The pork needs to rest for about 6-8 minutes after it comes out of the oven (to help pull back the good juices, so you don’t lose them as you slice), then you slice the tenderloins about 1/2 inch thick. The bacon, which has crisped up during the roasting, is chopped up and sprinkled on top once you’ve drizzled the sauce on top. Oh my. Fabulous.

What’s GOOD: there is not anything about this recipe that ISN’T good. I’m telling you, you need to make this. Would make a fantastic company meal, for sure. Not hard to make – don’t be misled by all the ingredients below. It’s not all that hard to do. You’ll be emailing me afterwards, telling me how much you loved this.

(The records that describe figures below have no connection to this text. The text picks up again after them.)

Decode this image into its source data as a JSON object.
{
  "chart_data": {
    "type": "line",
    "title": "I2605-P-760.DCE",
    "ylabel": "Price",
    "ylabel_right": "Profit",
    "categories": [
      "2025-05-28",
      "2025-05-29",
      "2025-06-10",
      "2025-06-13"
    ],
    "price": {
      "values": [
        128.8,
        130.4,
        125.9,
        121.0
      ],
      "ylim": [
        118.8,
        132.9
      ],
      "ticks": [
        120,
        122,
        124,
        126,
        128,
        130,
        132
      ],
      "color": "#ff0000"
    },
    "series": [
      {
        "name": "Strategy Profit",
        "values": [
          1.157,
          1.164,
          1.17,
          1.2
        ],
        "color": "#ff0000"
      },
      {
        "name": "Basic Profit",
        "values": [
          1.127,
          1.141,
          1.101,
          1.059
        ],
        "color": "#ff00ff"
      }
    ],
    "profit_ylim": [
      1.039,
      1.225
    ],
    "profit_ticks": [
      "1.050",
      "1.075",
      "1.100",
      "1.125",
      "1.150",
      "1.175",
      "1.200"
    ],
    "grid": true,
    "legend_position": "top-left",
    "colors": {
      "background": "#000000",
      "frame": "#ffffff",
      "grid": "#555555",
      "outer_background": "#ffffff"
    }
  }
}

What’s NOT: only that it’s not all that healthy,  unfortunately. I’d serve it with rice so you can sop up every tiny bit of the sauce. It’s that good.

printer-friendly PDF and MasterCook 14/15 file (click link to open recipe)

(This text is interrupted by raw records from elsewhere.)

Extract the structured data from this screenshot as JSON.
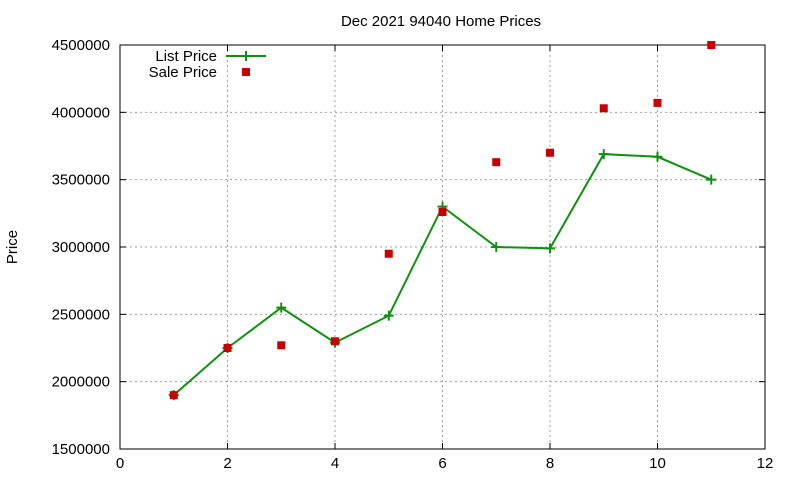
{
  "chart_data": {
    "type": "line",
    "title": "Dec 2021 94040 Home Prices",
    "xlabel": "",
    "ylabel": "Price",
    "xlim": [
      0,
      12
    ],
    "ylim": [
      1500000,
      4500000
    ],
    "xticks": [
      0,
      2,
      4,
      6,
      8,
      10,
      12
    ],
    "yticks": [
      1500000,
      2000000,
      2500000,
      3000000,
      3500000,
      4000000,
      4500000
    ],
    "grid": true,
    "legend_position": "top-left",
    "series": [
      {
        "name": "List Price",
        "style": "line+cross",
        "color": "#109010",
        "x": [
          1,
          2,
          3,
          4,
          5,
          6,
          7,
          8,
          9,
          10,
          11
        ],
        "y": [
          1900000,
          2250000,
          2550000,
          2290000,
          2490000,
          3300000,
          3000000,
          2990000,
          3690000,
          3670000,
          3500000
        ]
      },
      {
        "name": "Sale Price",
        "style": "square",
        "color": "#c80000",
        "x": [
          1,
          2,
          3,
          4,
          5,
          6,
          7,
          8,
          9,
          10,
          11
        ],
        "y": [
          1900000,
          2250000,
          2270000,
          2300000,
          2950000,
          3260000,
          3630000,
          3700000,
          4030000,
          4070000,
          4500000
        ]
      }
    ]
  }
}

* Exported from MasterCook *

Chile Buttermilk Brined Pork Tenderloin in Bacon with Creamy Cilantro Pesto Sauce

Recipe By: Phillis Carey cooking class, 12/2015
Serving Size: 10

PORK TENDERLOIN & BRINE:
1 quart buttermilk
1/4 cup sugar
1 tablespoon salt
2 tablespoons ground ancho chile powder
2 tablespoons chili powder
1 tablespoon dried oregano
1 teaspoon smoked paprika
1/2 teaspoon cayenne
1/2 teaspoon ground cinnamon
4 whole pork tenderloins
8 slices bacon — smoky type, thin sliced
CREAMY CILANTRO PESTO SAUCE:
2 cloves garlic — peeled
2 teaspoons jalapeno chile pepper — (no seeds)
1/2 cup cilantro — chopped (can use some stems)
2 tablespoons pine nuts — or cashews
1 tablespoon fresh lime juice
1 tablespoon grapeseed oil
1 1/2 cups heavy cream
1/4 cup unsalted butter
1/4 cup goat cheese — crumbled (not Silver Goat)

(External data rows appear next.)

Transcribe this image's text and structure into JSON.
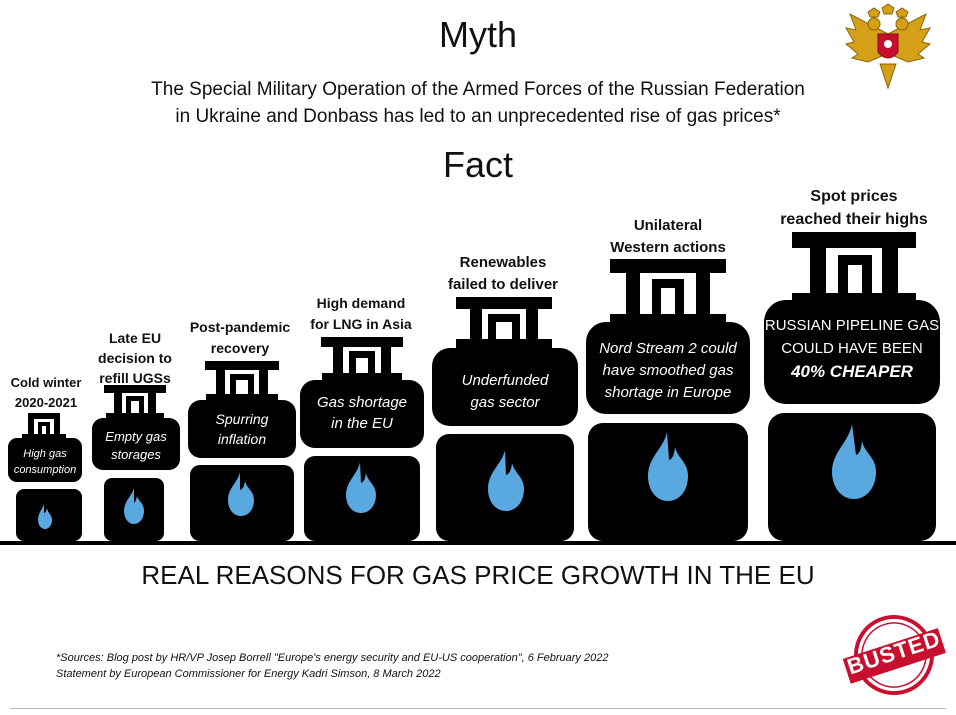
{
  "header": {
    "myth_title": "Myth",
    "myth_line1": "The Special Military Operation of the Armed Forces of the Russian Federation",
    "myth_line2": "in Ukraine and Donbass has led to an unprecedented rise of gas prices*",
    "fact_title": "Fact",
    "emblem_icon": "double-headed-eagle-emblem-icon"
  },
  "cylinders": [
    {
      "label": [
        "Cold winter",
        "2020-2021"
      ],
      "text": [
        "High gas",
        "consumption"
      ]
    },
    {
      "label": [
        "Late EU",
        "decision to",
        "refill UGSs"
      ],
      "text": [
        "Empty gas",
        "storages"
      ]
    },
    {
      "label": [
        "Post-pandemic",
        "recovery"
      ],
      "text": [
        "Spurring",
        "inflation"
      ]
    },
    {
      "label": [
        "High demand",
        "for LNG in Asia"
      ],
      "text": [
        "Gas shortage",
        "in the EU"
      ]
    },
    {
      "label": [
        "Renewables",
        "failed to deliver"
      ],
      "text": [
        "Underfunded",
        "gas sector"
      ]
    },
    {
      "label": [
        "Unilateral",
        "Western actions"
      ],
      "text": [
        "Nord Stream 2 could",
        "have smoothed gas",
        "shortage in Europe"
      ]
    },
    {
      "label": [
        "Spot prices",
        "reached their highs"
      ],
      "text": [
        "RUSSIAN PIPELINE GAS",
        "COULD HAVE BEEN",
        "40% CHEAPER"
      ]
    }
  ],
  "bottom_heading": "REAL REASONS FOR GAS PRICE GROWTH IN THE EU",
  "sources": {
    "line1": "*Sources: Blog post by HR/VP Josep Borrell \"Europe's energy security and EU-US cooperation\", 6 February 2022",
    "line2": "Statement by European Commissioner for Energy Kadri Simson, 8 March 2022"
  },
  "stamp": {
    "text": "BUSTED",
    "color": "#c8102e"
  },
  "colors": {
    "cylinder": "#000000",
    "flame": "#5aa8e0",
    "cylinder_text": "#ffffff"
  }
}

1. BRINE: Whisk together buttermilk, sugar, salt, chile powders, oregano, paprika, cayenne and cinnamon. Pour into a 2-gallon (or two 1-gallon) zip type plastic bags. Remove fat and silverskin from the pork tenderloins and add to the marinade. Refrigerate for 4-24 hours.
2. Preheat oven to 400°. Remove pork from marinade and pat dry. Wrap bacon slices around the pork (lay out the twine before you do this – easier this way) and tie pork with kitchen twine every 1 1/2 inches (4-5 per tenderloin). Fold the tapered end under to make an even thickness.
3. Heat a large, nonstick skillet over medium heat and brown pork tenderloins and bacon 2 minutes per side. Transfer pork to a parchment-lined baking sheet (2 per sheet) and roast in oven for 15-20 minutes or until internal temperature reaches 150°F on an instant read thermometer. Remove pork from oven, tent with foil and allow to sit for 8 minutes or so.
4. SAUCE: Prepare cilantro pesto by combining the garlic, chiles, cilantro, nuts, lime juice and oil in the food processor. Process to make a thick paste that is as smooth as possible – it will still be a bit chunky.
5. To finish sauce, heat cream and butter in a medium saucepan over medium heat until sauce comes to a boil; simmer until sauce thickens slightly, about 5 minutes. Whisk in the goat cheese and just before serving, whisk in the cilantro pesto. Allow to heat just briefly, but do not boil. Season to taste with salt and pepper.
6. Untie the pork tenderloins and remove the bacon (yes, really). Chop the bacon into small bits and slice the pork across each tenderloin diagonally (across the grain) in 1/2 inch thick slices. Serve several slices drizzled with the sauce and sprinkled with the chopped bacon.
Per Serving: 413 Calories; 28g Fat (60.7% calories from fat); 27g Protein; 14g Carbohydrate; 2g Dietary Fiber; 131mg Cholesterol; 926mg Sodium.